The recipe is suggesting indoor household use only. I would use caution outdoors. There is no question that it would have an affect on the soils PH. I have no Idea what affect it would have on the microbes...might pickle them
The synthesis of alum can be veiwed here...
http://michele.usc.edu/classpages/chem1 ... -lab2.html
Her is some more infomation:
alum - a double sulfate of of ammonium or a univalent metal (such as sodium or potassium) and a trivalent metal (such as aluminum, iron or chromium): it is used as an astringent, as an emetic and in the manufacture of baking powders, dyes and paper; the commonest form is potash alum (potassium aluminum sulfate).
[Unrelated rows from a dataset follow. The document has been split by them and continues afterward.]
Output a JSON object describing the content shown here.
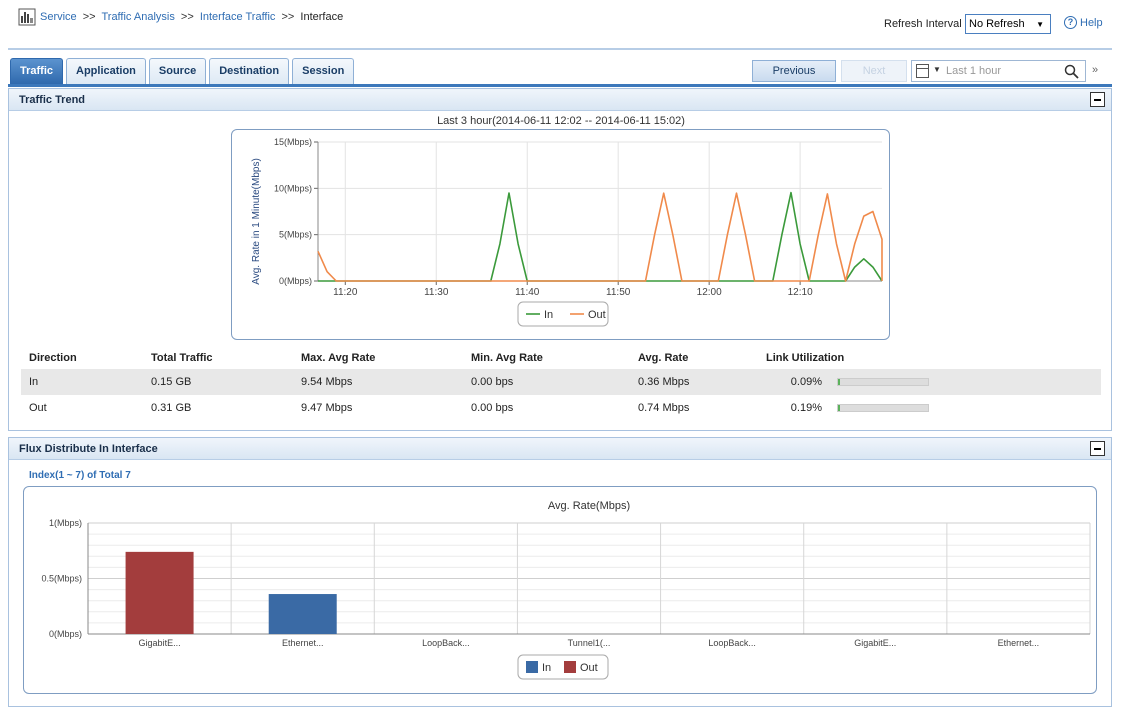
{
  "breadcrumb": {
    "items": [
      "Service",
      "Traffic Analysis",
      "Interface Traffic"
    ],
    "separator": ">>",
    "current": "Interface"
  },
  "header": {
    "refresh_label": "Refresh Interval",
    "refresh_value": "No Refresh",
    "help_label": "Help"
  },
  "tabs": [
    {
      "label": "Traffic",
      "active": true
    },
    {
      "label": "Application",
      "active": false
    },
    {
      "label": "Source",
      "active": false
    },
    {
      "label": "Destination",
      "active": false
    },
    {
      "label": "Session",
      "active": false
    }
  ],
  "toolbar": {
    "previous_label": "Previous",
    "next_label": "Next",
    "time_range": "Last 1 hour",
    "expand_glyph": "»"
  },
  "traffic_trend": {
    "title": "Traffic Trend",
    "range_label": "Last 3 hour(2014-06-11 12:02 -- 2014-06-11 15:02)"
  },
  "stats": {
    "headers": [
      "Direction",
      "Total Traffic",
      "Max. Avg Rate",
      "Min. Avg Rate",
      "Avg. Rate",
      "Link Utilization"
    ],
    "rows": [
      {
        "direction": "In",
        "total": "0.15 GB",
        "max": "9.54 Mbps",
        "min": "0.00 bps",
        "avg": "0.36 Mbps",
        "util": "0.09%",
        "util_value": 0.0009
      },
      {
        "direction": "Out",
        "total": "0.31 GB",
        "max": "9.47 Mbps",
        "min": "0.00 bps",
        "avg": "0.74 Mbps",
        "util": "0.19%",
        "util_value": 0.0019
      }
    ]
  },
  "flux": {
    "title": "Flux Distribute In Interface",
    "index_label": "Index(1 ~ 7) of Total 7"
  },
  "colors": {
    "in_line": "#3b9a3b",
    "out_line": "#f08a4b",
    "in_bar": "#3a6aa5",
    "out_bar": "#a33d3d"
  },
  "chart_data": [
    {
      "type": "line",
      "title": "",
      "ylabel": "Avg. Rate in 1 Minute(Mbps)",
      "ylim": [
        0,
        15
      ],
      "yticks": [
        {
          "v": 0,
          "label": "0(Mbps)"
        },
        {
          "v": 5,
          "label": "5(Mbps)"
        },
        {
          "v": 10,
          "label": "10(Mbps)"
        },
        {
          "v": 15,
          "label": "15(Mbps)"
        }
      ],
      "xlim": [
        "11:17",
        "11:19"
      ],
      "xticks": [
        "11:20",
        "11:30",
        "11:40",
        "11:50",
        "12:00",
        "12:10"
      ],
      "grid": true,
      "legend_position": "bottom",
      "series": [
        {
          "name": "In",
          "points": [
            [
              "11:17",
              0
            ],
            [
              "11:36",
              0
            ],
            [
              "11:37",
              4
            ],
            [
              "11:38",
              9.5
            ],
            [
              "11:39",
              4
            ],
            [
              "11:40",
              0
            ],
            [
              "12:07",
              0
            ],
            [
              "12:08",
              5
            ],
            [
              "12:09",
              9.54
            ],
            [
              "12:10",
              4
            ],
            [
              "12:11",
              0
            ],
            [
              "12:15",
              0
            ],
            [
              "12:16",
              1.5
            ],
            [
              "12:17",
              2.4
            ],
            [
              "12:18",
              1.5
            ],
            [
              "12:19",
              0
            ]
          ]
        },
        {
          "name": "Out",
          "points": [
            [
              "11:17",
              3.2
            ],
            [
              "11:18",
              1
            ],
            [
              "11:19",
              0
            ],
            [
              "11:53",
              0
            ],
            [
              "11:54",
              5
            ],
            [
              "11:55",
              9.47
            ],
            [
              "11:56",
              5
            ],
            [
              "11:57",
              0
            ],
            [
              "12:01",
              0
            ],
            [
              "12:02",
              5
            ],
            [
              "12:03",
              9.47
            ],
            [
              "12:04",
              5
            ],
            [
              "12:05",
              0
            ],
            [
              "12:11",
              0
            ],
            [
              "12:12",
              5
            ],
            [
              "12:13",
              9.4
            ],
            [
              "12:14",
              4
            ],
            [
              "12:15",
              0
            ],
            [
              "12:16",
              4
            ],
            [
              "12:17",
              7
            ],
            [
              "12:18",
              7.5
            ],
            [
              "12:19",
              4.5
            ],
            [
              "12:19",
              0
            ]
          ]
        }
      ]
    },
    {
      "type": "bar",
      "title": "Avg. Rate(Mbps)",
      "ylim": [
        0,
        1
      ],
      "yticks": [
        {
          "v": 0,
          "label": "0(Mbps)"
        },
        {
          "v": 0.5,
          "label": "0.5(Mbps)"
        },
        {
          "v": 1,
          "label": "1(Mbps)"
        }
      ],
      "categories": [
        "GigabitE...",
        "Ethernet...",
        "LoopBack...",
        "Tunnel1(...",
        "LoopBack...",
        "GigabitE...",
        "Ethernet..."
      ],
      "legend_position": "bottom",
      "series": [
        {
          "name": "In",
          "values": [
            0,
            0.36,
            0,
            0,
            0,
            0,
            0
          ]
        },
        {
          "name": "Out",
          "values": [
            0.74,
            0,
            0,
            0,
            0,
            0,
            0
          ]
        }
      ]
    }
  ]
}
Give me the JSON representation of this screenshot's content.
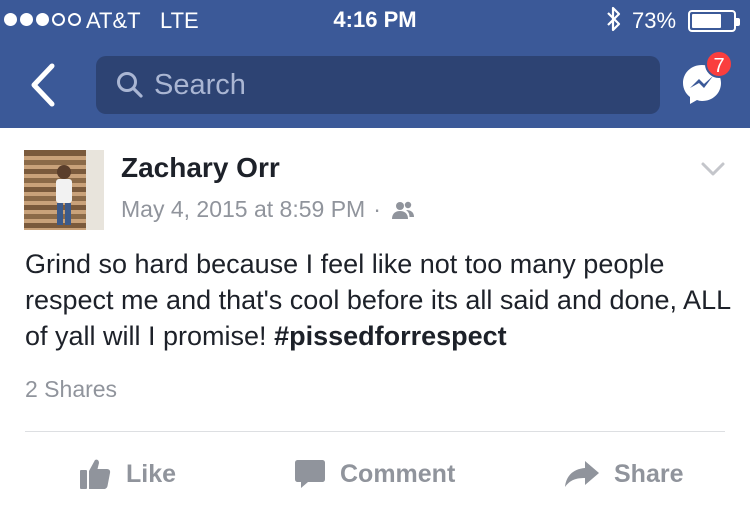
{
  "status_bar": {
    "carrier": "AT&T",
    "network": "LTE",
    "time": "4:16 PM",
    "battery_percent": "73%",
    "battery_level": 0.73,
    "signal_bars": 3,
    "signal_total": 5
  },
  "nav": {
    "back_icon": "chevron-left-icon",
    "search_placeholder": "Search",
    "messenger_icon": "messenger-icon",
    "messenger_badge": "7"
  },
  "post": {
    "author": "Zachary Orr",
    "date": "May 4, 2015 at 8:59 PM",
    "separator": "·",
    "audience_icon": "friends-icon",
    "text": "Grind so hard because I feel like not too many people respect me and that's cool before its all said and done, ALL of yall will I promise! ",
    "hashtag": "#pissedforrespect",
    "shares": "2 Shares"
  },
  "actions": {
    "like": "Like",
    "comment": "Comment",
    "share": "Share"
  },
  "colors": {
    "brand": "#3b5998",
    "search_bg": "#2d4373",
    "badge": "#fa3e3e",
    "muted_text": "#90949c"
  }
}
According to the National Food Safety Database, alum is used as an ingredient in baking powder and is used as a crisping agent in the production of pickles and maraschino cherries. It is used only in a soak solution and is washed off thoroughly before completing the recipe. It is also used to harden gelatin. Alum's medical uses are as an astringent, a styptic and an emetic. Some people say that placing a small piece of alum on a cold sore causes healing to take place much faster, but I wouldn't do that myself.
The USDA says that using alum to firm fermented pickles is unnecessary, and that food-grade lime can be used instead. But lime has its hazards too. Excess lime neutralizes or removes acidity and so must be washed out to make safe pickles, and the cucumbers must be rinsed and re-soaked in fresh water.